Streaks of rain in the distance created a really beautiful scene as my running partner and I headed out of town. However, no drops fell on us, other than the beads of sweat that always seem to stream down my face, arms, get the drift: I'm nasty when I come home.

So the rest of the morning it was cloudy, even becoming darkish rain-is-eminent cloudy, but still nothing. Anna was happy, as she is en route to Cartville with her grandma, and was hoping to get some quality time on a go-kart before it rained.

But it still hasn't.

It's nap time here, and I just stepped out onto the deck, where there is a smattering of raindrops (Josie calls it "glitterish") on the dark finish. Not enough to even make my freshly flat-ironed hair go back to curly.

Not enough to even call it a rain.

Yet, before my grocery bill became dependent upon good, soaking rains, I would have considered today a rainy day. It spit a few drops and has been cloudy. That's considered rainy, right?


Rain, especially during a year such as this, is crazy important. And good soaking rains are especially necessary for not just our crops, but especially our pasture ground. The grass isn't as green and lush and plentiful as it usually is, thus, making grazing a trick and a scheduling nightmare for this lady who likes to get away once in a while.
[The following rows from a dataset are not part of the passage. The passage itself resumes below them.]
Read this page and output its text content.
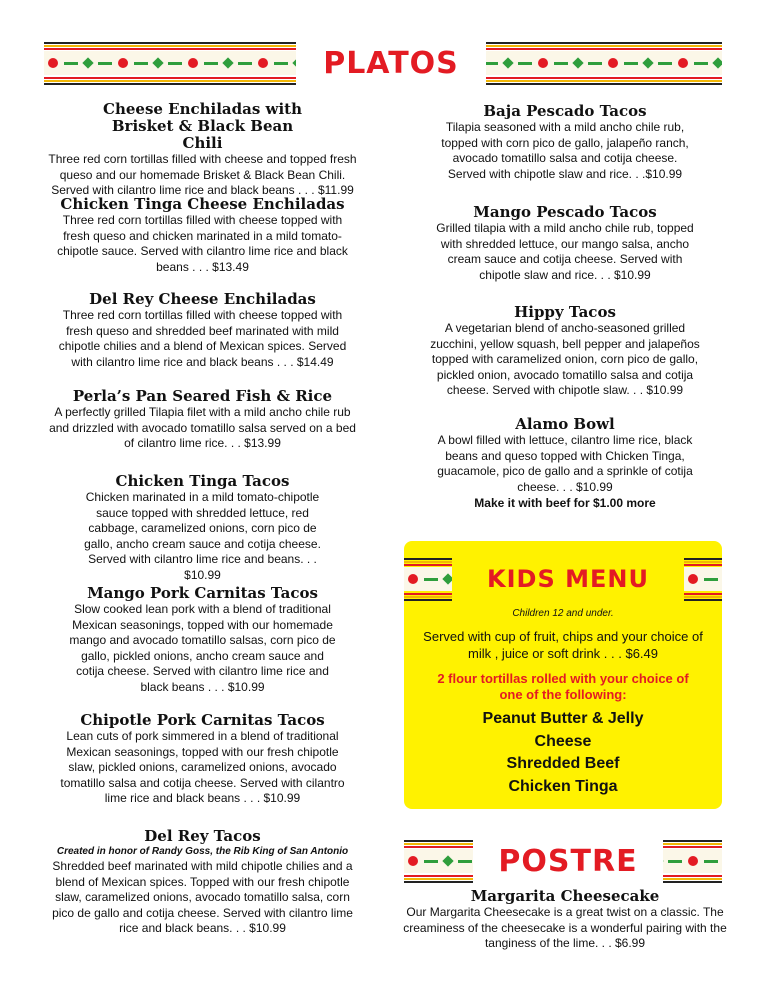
PLATOS
Cheese Enchiladas with Brisket & Black Bean Chili
Three red corn tortillas filled with cheese and topped fresh queso and our homemade Brisket & Black Bean Chili. Served with cilantro lime rice and black beans . . . $11.99
Chicken Tinga Cheese Enchiladas
Three red corn tortillas filled with cheese topped with fresh queso and chicken marinated in a mild tomato-chipotle sauce. Served with cilantro lime rice and black beans . . . $13.49
Del Rey Cheese Enchiladas
Three red corn tortillas filled with cheese topped with fresh queso and shredded beef marinated with mild chipotle chilies and a blend of Mexican spices. Served with cilantro lime rice and black beans . . . $14.49
Perla’s Pan Seared Fish & Rice
A perfectly grilled Tilapia filet with a mild ancho chile rub and drizzled with avocado tomatillo salsa served on a bed of cilantro lime rice. . . $13.99
Chicken Tinga Tacos
Chicken marinated in a mild tomato-chipotle sauce topped with shredded lettuce, red cabbage, caramelized onions, corn pico de gallo, ancho cream sauce and cotija cheese. Served with cilantro lime rice and beans. . . $10.99
Mango Pork Carnitas Tacos
Slow cooked lean pork with a blend of traditional Mexican seasonings, topped with our homemade mango and avocado tomatillo salsas, corn pico de gallo, pickled onions, ancho cream sauce and cotija cheese. Served with cilantro lime rice and black beans . . . $10.99
Chipotle Pork Carnitas Tacos
Lean cuts of pork simmered in a blend of traditional Mexican seasonings, topped with our fresh chipotle slaw, pickled onions, caramelized onions, avocado tomatillo salsa and cotija cheese. Served with cilantro lime rice and black beans . . . $10.99
Del Rey Tacos
Created in honor of Randy Goss, the Rib King of San Antonio
Shredded beef marinated with mild chipotle chilies and a blend of Mexican spices. Topped with our fresh chipotle slaw, caramelized onions, avocado tomatillo salsa, corn pico de gallo and cotija cheese. Served with cilantro lime rice and black beans. . . $10.99
Baja Pescado Tacos
Tilapia seasoned with a mild ancho chile rub, topped with corn pico de gallo, jalapeño ranch, avocado tomatillo salsa and cotija cheese. Served with chipotle slaw and rice. . .$10.99
Mango Pescado Tacos
Grilled tilapia with a mild ancho chile rub, topped with shredded lettuce, our mango salsa, ancho cream sauce and cotija cheese. Served with chipotle slaw and rice. . . $10.99
Hippy Tacos
A vegetarian blend of ancho-seasoned grilled zucchini, yellow squash, bell pepper and jalapeños topped with caramelized onion, corn pico de gallo, pickled onion, avocado tomatillo salsa and cotija cheese. Served with chipotle slaw. . . $10.99
Alamo Bowl
A bowl filled with lettuce, cilantro lime rice, black beans and queso topped with Chicken Tinga, guacamole, pico de gallo and a sprinkle of cotija cheese. . . $10.99
Make it with beef for $1.00 more
KIDS MENU
Children 12 and under.
Served with cup of fruit, chips and your choice of milk , juice or soft drink . . . $6.49
2 flour tortillas rolled with your choice of one of the following:
Peanut Butter & Jelly
Cheese
Shredded Beef
Chicken Tinga
POSTRE
Margarita Cheesecake
Our Margarita Cheesecake is a great twist on a classic. The creaminess of the cheesecake is a wonderful pairing with the tanginess of the lime. . . $6.99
We're feeding hay like it's December, and it's August.


What I have learned in my short time as a farm wife is to never complain about rain...unless it's a wet year, or your harvesting, or your hay is down, or anything else...and to never assume what we have had in a day's time is enough or the right amount.

So, in general conversation, if you ask a farmer about rain, you will get a long complicated answer. And it's not because rain is a complicated thing, it's that rain affects everything on a farm, whether its corn, beans, cattle, grapes, apples, cotton, whatever one grows. It doesn't just affect plans to go to the pool or a ball game, it affects animal's nutrition, crops and their potential and farmers and their moods.

And, oh does it affect one's mood.

1 comment:

  1. This is a wonderful post---the weather affects every single thing that we do on our farm and is the single largest challenge that our family faces.

    I hope that some moisture finds you soon. We are dry in Nebraska as well.